Peritos que monitoravam direitos humanos no país foram exonerados em junho por decreto presidencial
Desarticulação do grupo que investiga tortura coincidiu com as piores rebeliões do sistema prisional, como a guerra de facções na Penitenciária Estadual de Alcaçuz, Rio Grande do Norte, que resultou em 26 mortos

Desarticulação do grupo que investiga tortura coincidiu com as piores rebeliões do sistema prisional, como a guerra de facções na Penitenciária Estadual de Alcaçuz, Rio Grande do Norte, que resultou em 26 mortos

Foto: Agência Brasil

A Justiça Federal no Rio de Janeiro suspendeu na manhã desta segunda-feira, 12, o decreto de Jair Bolsonaro que exonerou peritos do Mecanismo Nacional de Prevenção e Combate à Tortura (MNPCT) e determinou a extinção de suas funções. Em decisão liminar, o juiz Osair de Oliveira Jr. determinou que os onze peritos sejam imediatamente reintegrados aos seus cargos comissionados.

Bolsonaro editou em junho passado o decreto que extinguiu os cargos formais dos membros do colegiado, transformando-os em atividade não remunerada. Depois da ação do presidente, o Ministério da Mulher, Família e Direitos Humanos, sob o comando de Damares Alves, deixou de dar apoio administrativo ao órgão que monitora violações de direitos humanos.

O MNPCT foi criado em 2013 em cumprimento a um compromisso internacional assumido pelo Brasil nas Nações Unidas (ONU) e é responsável por relatórios e estudos sobre violações de direitos humanos no país.

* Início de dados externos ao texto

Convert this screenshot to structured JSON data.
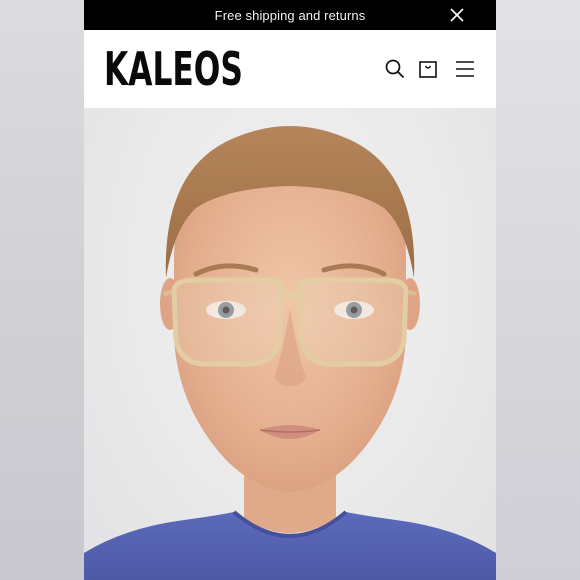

Foram os peritos do MNPCT que relataram a situação de presídios como o Complexo Penitenciário Anísio Jobim (Compaj) onde 111 presos foram mortos em massacres de 2017 a 2019 no estado do Amazonas.

Após o decreto de Bolsonaro, o grupo de peritos continuou trabalhando por dois meses sem receber, chegando até a ter o seu acesso ao prédio do Ministério da Mulher, Família e Direitos Humanos limitado. Antes, em fevereiro, os técnicos já tinham informado que a pasta impediu uma viagem para apurar denúncias no Ceará.